Wroe, S. & Milne, N. 2007. Convergence and remarkably consistent constraint in the evolution of the carnivore skull shape. Evolution 61:1251–1260.

One of my favorite species so far is the slender mongoose (Galerella sanguinea), mainly because I am fascinated by the morphological variation I’ve observed in the individuals that I’m capturing out here (all of the photos in this post are of animals that I've caught over the past month). I’ve seen a range of eye-fur color combinations, and even managed to capture a real prize: a leucistic male! All of this variability has me highly intrigued, and so I’ve been reading up on slender mongoose taxonomy a bit. It turns out they are notoriously polymorphic, and at one point as many as 70 different subspecies had been described (Kingdon 1997).

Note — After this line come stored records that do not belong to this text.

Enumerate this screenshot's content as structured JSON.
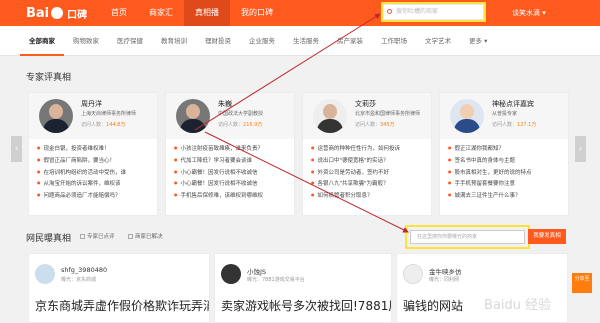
{
  "header": {
    "logo": {
      "left": "Bai",
      "right": "口碑"
    },
    "nav": [
      "首页",
      "商家汇",
      "真相播",
      "我的口碑"
    ],
    "search_placeholder": "搜你吐槽的商家",
    "user": "谈笑水滴 ▾"
  },
  "tabs": [
    "全部商家",
    "购物致家",
    "医疗保健",
    "教育培训",
    "理财投资",
    "企业服务",
    "生活服务",
    "房产家装",
    "工作职场",
    "文学艺术",
    "更多 ▾"
  ],
  "expert_section": {
    "title": "专家评真相",
    "prev": "‹",
    "next": "›",
    "stats_label": "访问人数",
    "experts": [
      {
        "name": "周丹洋",
        "title": "上海天尚律师事务所律师",
        "visits": "144.8万",
        "items": [
          "现金白银，投资者维权难！",
          "假冒正品厂商陷阱，要当心！",
          "在培训机构组织的活动中受伤，谁",
          "从淘宝开始的诉讼案件，维权该",
          "问题商品必须追厂才能赔偿吗？"
        ]
      },
      {
        "name": "朱巍",
        "title": "中国政法大学副教授",
        "visits": "216.9万",
        "items": [
          "小孩注射疫苗致瘫痪，谁来负责？",
          "代加工降低？学习者要会谈谁",
          "小心霸餐！因发行说相不收诚信",
          "小心霸餐！因发行说相不收诚信",
          "手机售后保修难，该维权到哪维权"
        ]
      },
      {
        "name": "文莉莎",
        "title": "北京市盈和国律师事务所律师",
        "visits": "345万",
        "items": [
          "运营商的种种任性行为，如何投诉",
          "说出口中\"德使宽格\"的实话？",
          "外资公司是劳动者，签约不好",
          "各银八九\"共享欺骗\"为霸般？",
          "如何机管者积分取息？"
        ]
      },
      {
        "name": "神秘点评嘉宾",
        "title": "从普投专家",
        "visits": "127.1万",
        "items": [
          "假正江湖你我都知？",
          "签名书中真的身体与主题",
          "股市真相对生，更好的说的特点",
          "手手机预留套餐要你注意",
          "城满去三证件生产什么事？"
        ]
      }
    ]
  },
  "exposure_section": {
    "title": "网民曝真相",
    "filter_commented": "专家已点评",
    "filter_resolved": "商家已解决",
    "input_placeholder": "在这里搜你你要曝光的商家",
    "button": "我要发真相",
    "posts": [
      {
        "name": "shfg_3980480",
        "sub": "曝光：京东商城",
        "title": "京东商城弄虚作假价格欺诈玩弄消"
      },
      {
        "name": "小蚀JS",
        "sub": "曝光：7881游戏交易平台",
        "title": "卖家游戏帐号多次被找回!7881居然"
      },
      {
        "name": "金牛映乡仿",
        "sub": "曝光：同利网",
        "title": "骗钱的网站"
      }
    ]
  },
  "share": "分享至",
  "watermark": "Baidu 经验",
  "colors": {
    "accent": "#ff5a1e",
    "highlight": "#ffe23a",
    "annotation": "#c0282d"
  }
}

Leucistic slender mongoose, adult male

The genus Galerella consists of a group of species that—not without some controversy—was carved out of the larger mongoose genus Herpestes. Galerella includes an array of small (less than 1 kg), diurnal mongoose species that share a general set of features, yet there is debate about how many species actually belong in the genus, and no molecular  (Veron et al. 2004; Perez et al. 2006) or morphological (Taylor and Goldman 1993) analyses have shown the genus to be monophyletic.

Amidst this uncertainty, the two species most widely accepted as being “legitimate” members of the group are the grey mongoose (G. pulverulenta) and the slender mongoose (G. sanguinea). In contrast, the classification of the black mongoose (G. nigrata) has been kicked around quite a bit—it is sometimes defined as a species all to itself, and at other times assigned as a subspecies of either the grey or slender. Although the black mongoose does have cranial features that distinguish it from both of these potentially synonymous species, the issue had yet to be tackled using molecular data until recently.

Due of the lack of genetic information on this group of species, researchers from the University of Queensland recently sought to examine the evolutionary affinities of the black mongoose, with a special focus on potential hybridization with the slender mongoose (Rapson et al. 2012). They added another layer to their study by investigating whether species divergence times showed any relationship to major climatic shifts or events.

The study was conducted primarily using animals from northwest Namibia (the black mongoose occurs only in northwestern Namibia and southern Angola). Approximately 20% of the samples collected from black mongoose were thought to be hybrids, based on what appeared to be intermediate morphological characteristics. Using small tissue samples taken from ear notches, the researchers sequenced the cytochrome b and nuclear β-fibrinogen intron for black mongoose, slender mongoose, and potential hybrids. They also examined microsatellite loci, in order to use molecular clocks to determine how long ago the different mongoose lineages diverged from one another.

The results showed that the average percentage of divergence between black and slender mongoose Cytb sequences was 8.5%. For comparison’s sake, the grey and slender mongoose differ by about 10.1%. Despite this slightly lower level of divergence, the analyses did indeed show that black mongoose Cytb sequences form a monophyletic group, and that it appears this lineage split from that of the slender mongoose approximately 3.85-4.27 million years ago.

The timing of this event is extremely intriguing when considered in context of climate dynamics. The estimated divergence time falls within the Plio-Pleistocene period, which was a time of significant shifts in the animal community composition across Africa. The planet was beginning to go through a cooling period (Lisiecki & Raymo 2007), resulting in aridification and reduction of forest cover in South Africa.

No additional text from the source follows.